Where is the decision boundary?

# look at the decision boundary
lda_prediction = lda.predict(X_train)
mask = np.argsort(lda_prediction)
lda_prediction = lda_prediction[mask]
data_lda = data_lda[mask]

# now both arrays are sorted
mask2 = lda_prediction < 0.5
bdry = np.max(data_lda[mask2])
print(bdry)
plt.figure()
plt.plot(data_lda, lda_prediction, "o")
plt.title("Decision boundary")
plt.xlabel("LDA_calculation")
plt.ylabel("LDA_prediction")
plt.show()
6.195117075332792
<Figure size 4800x3600 with 1 Axes>

Explain the last plot. What is the difference between the transformed data and the prediction?

Apply to test data

accuracy = lda.score(X_test, y_test)
print("Accuracy:", accuracy)

lda_test_data = lda.transform(X_test)
samples = np.arange(lda_test_data.shape[0])
plt.scatter(samples, lda_test_data, c=y_test)
plt.hlines(bdry, 0, lda_test_data.shape[0])
plt.title("result LDA training data")
plt.xlabel("samples")
plt.ylabel("LDA_calculation")
plt.show()
Accuracy: 0.9578947368421052
<Figure size 4800x3600 with 1 Axes>

How the results change, when we change the number of PCA components? Find a good measure to check this.

accuracies = []
for i in range(1, 30):
    pca = PCA(n_components=i)  # create object
    data_pca = pca.fit_transform(
        normalized_df
    )  # calculate new values (fit) and apply it (transform)
    lda = LinearDiscriminantAnalysis(n_components=1)
    data_lda = lda.fit_transform(data_pca, data_handler["target"])
    accuracy = lda.score(data_pca, data_handler["target"])
    accuracies.append(accuracy)
plt.figure()
plt.plot(accuracies)
plt.xlabel("number of components")
plt.ylabel("accuracy")
plt.show()
<Figure size 4800x3600 with 1 Axes>

What is influence of division of the dataset?
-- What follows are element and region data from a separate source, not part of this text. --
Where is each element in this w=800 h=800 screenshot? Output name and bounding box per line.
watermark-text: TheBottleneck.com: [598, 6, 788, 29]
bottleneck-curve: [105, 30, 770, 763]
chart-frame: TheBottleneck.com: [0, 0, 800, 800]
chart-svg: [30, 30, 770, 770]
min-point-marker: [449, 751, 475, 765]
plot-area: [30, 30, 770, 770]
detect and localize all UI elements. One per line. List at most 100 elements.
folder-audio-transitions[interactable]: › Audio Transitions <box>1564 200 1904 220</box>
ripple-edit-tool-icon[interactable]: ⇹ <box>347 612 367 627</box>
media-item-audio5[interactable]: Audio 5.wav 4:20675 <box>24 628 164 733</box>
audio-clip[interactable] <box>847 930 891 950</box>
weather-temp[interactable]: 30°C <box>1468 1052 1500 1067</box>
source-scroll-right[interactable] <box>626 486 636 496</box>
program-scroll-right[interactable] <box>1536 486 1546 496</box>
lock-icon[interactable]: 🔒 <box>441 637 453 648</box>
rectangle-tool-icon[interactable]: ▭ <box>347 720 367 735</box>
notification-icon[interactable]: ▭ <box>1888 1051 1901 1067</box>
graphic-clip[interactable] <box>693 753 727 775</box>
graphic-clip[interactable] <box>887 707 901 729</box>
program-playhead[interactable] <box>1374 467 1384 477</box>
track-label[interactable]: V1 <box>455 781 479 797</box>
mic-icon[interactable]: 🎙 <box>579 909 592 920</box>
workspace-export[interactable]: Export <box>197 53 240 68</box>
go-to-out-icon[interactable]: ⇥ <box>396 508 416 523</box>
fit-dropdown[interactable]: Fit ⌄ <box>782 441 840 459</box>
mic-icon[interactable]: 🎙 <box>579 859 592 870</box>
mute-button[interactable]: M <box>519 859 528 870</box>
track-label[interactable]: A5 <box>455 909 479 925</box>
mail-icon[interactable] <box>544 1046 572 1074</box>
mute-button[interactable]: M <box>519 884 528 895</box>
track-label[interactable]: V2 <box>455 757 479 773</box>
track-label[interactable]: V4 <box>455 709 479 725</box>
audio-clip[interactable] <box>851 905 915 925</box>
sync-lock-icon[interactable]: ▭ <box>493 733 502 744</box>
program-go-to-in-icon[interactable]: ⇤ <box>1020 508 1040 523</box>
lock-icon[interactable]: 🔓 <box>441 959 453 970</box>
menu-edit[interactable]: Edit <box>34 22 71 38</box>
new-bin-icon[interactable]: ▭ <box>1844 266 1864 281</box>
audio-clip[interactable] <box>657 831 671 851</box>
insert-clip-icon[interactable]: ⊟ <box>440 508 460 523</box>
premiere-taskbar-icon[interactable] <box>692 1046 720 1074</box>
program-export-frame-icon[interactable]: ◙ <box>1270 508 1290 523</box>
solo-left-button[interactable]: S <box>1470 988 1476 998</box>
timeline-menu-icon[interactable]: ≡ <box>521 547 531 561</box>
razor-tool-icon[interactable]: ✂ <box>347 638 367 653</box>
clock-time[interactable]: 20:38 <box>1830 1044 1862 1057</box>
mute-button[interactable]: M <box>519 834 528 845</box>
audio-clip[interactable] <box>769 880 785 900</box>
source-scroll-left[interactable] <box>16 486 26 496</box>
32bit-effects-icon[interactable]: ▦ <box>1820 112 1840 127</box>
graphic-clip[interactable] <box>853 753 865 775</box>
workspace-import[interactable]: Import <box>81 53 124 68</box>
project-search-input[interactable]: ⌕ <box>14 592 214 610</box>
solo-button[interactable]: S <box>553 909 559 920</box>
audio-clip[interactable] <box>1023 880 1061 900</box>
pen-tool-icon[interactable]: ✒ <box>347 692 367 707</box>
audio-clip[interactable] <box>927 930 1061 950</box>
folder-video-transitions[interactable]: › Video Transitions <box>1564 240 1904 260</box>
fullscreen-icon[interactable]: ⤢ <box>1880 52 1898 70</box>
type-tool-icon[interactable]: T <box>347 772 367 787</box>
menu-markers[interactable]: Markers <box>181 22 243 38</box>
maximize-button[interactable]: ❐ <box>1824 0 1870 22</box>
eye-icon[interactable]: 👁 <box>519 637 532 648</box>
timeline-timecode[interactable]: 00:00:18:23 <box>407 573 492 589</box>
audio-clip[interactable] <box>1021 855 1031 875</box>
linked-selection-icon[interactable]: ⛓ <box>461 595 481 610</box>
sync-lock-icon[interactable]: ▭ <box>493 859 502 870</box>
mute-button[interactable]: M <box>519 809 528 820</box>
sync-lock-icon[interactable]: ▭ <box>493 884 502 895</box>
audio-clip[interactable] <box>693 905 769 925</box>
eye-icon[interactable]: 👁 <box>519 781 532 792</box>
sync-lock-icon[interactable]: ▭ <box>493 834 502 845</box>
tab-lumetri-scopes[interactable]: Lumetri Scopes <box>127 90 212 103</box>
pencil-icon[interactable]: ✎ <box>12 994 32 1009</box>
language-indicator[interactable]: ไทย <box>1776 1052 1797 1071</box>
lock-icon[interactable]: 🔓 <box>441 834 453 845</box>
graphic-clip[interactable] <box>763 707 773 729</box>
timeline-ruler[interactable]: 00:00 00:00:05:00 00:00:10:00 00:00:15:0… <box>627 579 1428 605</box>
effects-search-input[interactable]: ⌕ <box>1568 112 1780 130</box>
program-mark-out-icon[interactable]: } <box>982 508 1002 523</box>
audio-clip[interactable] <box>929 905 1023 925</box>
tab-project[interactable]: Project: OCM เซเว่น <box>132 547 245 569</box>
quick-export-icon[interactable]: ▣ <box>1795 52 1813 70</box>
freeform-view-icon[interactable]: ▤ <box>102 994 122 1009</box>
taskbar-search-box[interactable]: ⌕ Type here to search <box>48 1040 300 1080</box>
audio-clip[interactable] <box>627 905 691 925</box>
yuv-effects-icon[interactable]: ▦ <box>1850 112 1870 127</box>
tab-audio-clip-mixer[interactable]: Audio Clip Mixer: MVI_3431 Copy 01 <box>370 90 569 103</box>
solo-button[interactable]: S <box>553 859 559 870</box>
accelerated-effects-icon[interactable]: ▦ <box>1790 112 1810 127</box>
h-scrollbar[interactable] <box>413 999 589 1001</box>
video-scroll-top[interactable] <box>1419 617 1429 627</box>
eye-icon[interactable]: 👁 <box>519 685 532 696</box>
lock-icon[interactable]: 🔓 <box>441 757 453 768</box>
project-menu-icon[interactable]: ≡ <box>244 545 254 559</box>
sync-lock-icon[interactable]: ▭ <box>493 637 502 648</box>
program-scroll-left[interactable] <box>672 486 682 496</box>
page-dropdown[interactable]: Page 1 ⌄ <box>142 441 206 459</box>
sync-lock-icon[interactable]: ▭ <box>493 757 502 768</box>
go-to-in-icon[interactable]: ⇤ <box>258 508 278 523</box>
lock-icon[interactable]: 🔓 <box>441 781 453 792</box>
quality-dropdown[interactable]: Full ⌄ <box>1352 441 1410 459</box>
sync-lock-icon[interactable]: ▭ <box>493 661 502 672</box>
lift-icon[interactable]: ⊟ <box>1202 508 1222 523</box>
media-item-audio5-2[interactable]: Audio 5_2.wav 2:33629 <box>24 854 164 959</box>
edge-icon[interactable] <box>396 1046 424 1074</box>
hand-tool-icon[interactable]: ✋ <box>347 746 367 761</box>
pca = PCA(n_components=10)
data_pca = pca.fit_transform(normalized_df)
X_train, X_test, y_train, y_test = train_test_split(
    data_pca, data_handler["target"], test_size=0.5, random_state=42
)


n = 10
test_sizes = np.linspace(0.1, 1, n, endpoint=False)

accuracies = []
for i in range(n):
    X_train, X_test, y_train, y_test = train_test_split(
        data_pca, data_handler["target"], test_size=test_sizes[i], random_state=42
    )
    lda = LinearDiscriminantAnalysis(n_components=1)
    data_lda = lda.fit_transform(X_train, y_train)
    accuracy = lda.score(X_test, y_test)
    accuracies.append(accuracy)

plt.figure()
plt.plot(test_sizes, accuracies)
plt.xlabel("test size")
plt.ylabel("accuracy")
plt.show()
<Figure size 4800x3600 with 1 Axes>

Look at the axes? Is the effect relevant?